勞布什警惕的問:“什麽功夫?”在他心裏總感覺蕭天鵬深不可測。
勞燕嘴噘著說:“不告訴你,他不讓告訴任何人。”似乎很得意地樣子。接著勞燕又驚咋的問:“哎,我總感覺他就在北京,不會是你從中作梗不讓他見我吧?”勞燕兩眼卟閃卟閃的看著他哥,好像刺進他心窩一樣。
人有時具有超感應力,它能基本大慨告訴你想知道的事,冥冥中你能夠感知他就在你周圍。或者預知要出事,心裏就會亂麻麻的,坐臥不寧,不久就會得驗證。
勞布仕感慨萬端的說:“咳,真拿你沒轍。這女孩子要是犯起傻來,那真叫沒治了。世上的癡情女千千萬,可沒有一個像你的。”
“你才傻嘞。”勞燕說著眼淚花兒就打轉轉起來了。
勞布仕一見妹妹動哭,連忙用手攔住,慌不迭的說:“好好,別哭,我的小姑奶奶,別哭。我今各來,就打算跟你說這事的。”
勞燕一聽這話,兩眼立刻放光,精神頭也隨之起來,急切的脫口而問:“有信了?”
勞布仕掂量再三的說:“事情是這樣的。”
勞燕心急火燎的說:“怎麽婆婆媽媽的,跟個老娘們似的,快說,快說呀,急死人了的。”
“咳,別急,別急,聽我說啥。我最近在格萊美樂吃飯見過一個人,跟你這照片上這個人長得很像,打聽了一下,八成是他。”勞布仕怕她一下子受不了,拐著彎告訴她,好讓她心裏有個準備。

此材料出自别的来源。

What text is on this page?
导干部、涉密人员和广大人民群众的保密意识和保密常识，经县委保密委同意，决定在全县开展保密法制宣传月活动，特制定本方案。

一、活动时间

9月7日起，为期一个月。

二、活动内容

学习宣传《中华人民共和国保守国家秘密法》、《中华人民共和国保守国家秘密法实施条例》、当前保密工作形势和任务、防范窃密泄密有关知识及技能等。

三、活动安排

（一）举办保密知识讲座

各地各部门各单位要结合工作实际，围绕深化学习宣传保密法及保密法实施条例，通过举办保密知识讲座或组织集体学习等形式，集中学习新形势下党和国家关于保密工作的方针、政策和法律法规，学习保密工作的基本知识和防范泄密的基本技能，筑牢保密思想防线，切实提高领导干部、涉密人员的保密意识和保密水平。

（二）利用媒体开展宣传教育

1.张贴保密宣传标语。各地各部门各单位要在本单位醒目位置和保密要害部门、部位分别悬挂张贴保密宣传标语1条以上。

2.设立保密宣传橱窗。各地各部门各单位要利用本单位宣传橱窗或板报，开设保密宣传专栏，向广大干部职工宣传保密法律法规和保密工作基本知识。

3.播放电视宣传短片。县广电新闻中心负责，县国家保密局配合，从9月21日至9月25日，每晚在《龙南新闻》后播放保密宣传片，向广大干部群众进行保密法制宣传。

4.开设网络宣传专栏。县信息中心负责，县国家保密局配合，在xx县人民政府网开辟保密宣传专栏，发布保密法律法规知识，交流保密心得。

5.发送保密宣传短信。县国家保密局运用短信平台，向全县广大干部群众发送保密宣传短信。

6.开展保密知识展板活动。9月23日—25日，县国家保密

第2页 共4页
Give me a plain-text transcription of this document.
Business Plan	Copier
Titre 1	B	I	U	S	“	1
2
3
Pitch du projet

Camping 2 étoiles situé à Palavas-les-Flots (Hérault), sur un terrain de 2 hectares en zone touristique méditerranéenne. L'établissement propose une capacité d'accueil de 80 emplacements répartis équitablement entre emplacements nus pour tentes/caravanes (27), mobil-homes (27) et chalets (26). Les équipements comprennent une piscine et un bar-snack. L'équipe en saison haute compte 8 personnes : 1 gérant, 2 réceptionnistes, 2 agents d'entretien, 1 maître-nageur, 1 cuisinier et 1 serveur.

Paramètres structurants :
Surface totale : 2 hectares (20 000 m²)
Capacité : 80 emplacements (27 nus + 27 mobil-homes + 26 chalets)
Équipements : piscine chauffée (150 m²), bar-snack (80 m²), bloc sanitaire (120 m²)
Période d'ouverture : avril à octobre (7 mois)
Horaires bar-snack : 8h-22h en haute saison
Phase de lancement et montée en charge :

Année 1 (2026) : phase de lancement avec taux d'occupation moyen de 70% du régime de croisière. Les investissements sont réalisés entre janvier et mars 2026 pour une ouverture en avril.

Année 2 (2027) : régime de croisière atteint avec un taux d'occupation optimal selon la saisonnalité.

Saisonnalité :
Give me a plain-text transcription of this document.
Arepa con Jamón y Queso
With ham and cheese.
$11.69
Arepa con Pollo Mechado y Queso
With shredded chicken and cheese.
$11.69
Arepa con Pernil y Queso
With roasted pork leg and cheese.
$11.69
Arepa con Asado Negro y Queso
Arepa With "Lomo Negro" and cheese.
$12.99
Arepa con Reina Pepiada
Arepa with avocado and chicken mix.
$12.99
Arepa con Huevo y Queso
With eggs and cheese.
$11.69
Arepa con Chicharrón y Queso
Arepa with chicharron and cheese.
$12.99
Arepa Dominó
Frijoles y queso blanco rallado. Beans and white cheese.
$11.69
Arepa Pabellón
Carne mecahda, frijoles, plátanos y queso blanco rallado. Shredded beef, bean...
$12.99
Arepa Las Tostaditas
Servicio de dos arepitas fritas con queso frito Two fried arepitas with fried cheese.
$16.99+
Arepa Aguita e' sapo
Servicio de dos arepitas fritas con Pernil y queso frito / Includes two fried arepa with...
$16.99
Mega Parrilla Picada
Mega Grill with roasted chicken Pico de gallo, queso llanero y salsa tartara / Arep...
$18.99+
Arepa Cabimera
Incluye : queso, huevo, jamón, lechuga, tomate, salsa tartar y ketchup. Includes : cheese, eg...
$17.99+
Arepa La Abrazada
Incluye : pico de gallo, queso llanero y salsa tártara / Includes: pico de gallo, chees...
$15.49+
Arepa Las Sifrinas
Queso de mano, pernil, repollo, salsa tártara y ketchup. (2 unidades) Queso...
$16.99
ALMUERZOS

“真的,走,帶我找他去。”勞燕聽了猛地站起來,一把拽住他哥的手,扯著就要往外走。
“別忙,你好好想想,走,也不能這樣去門呀。”勞布仕指指她穿的衣服。
“哦,我這個樣,他看了準會嚇跑的。哥,快,幫我拿衣服,不,我自己來吧,你不知道他喜歡什麽色的,哦,先化妝再說。”勞燕激動地語無倫次,一下子不知從那做起,慌忙在梳妝台上翻弄開來。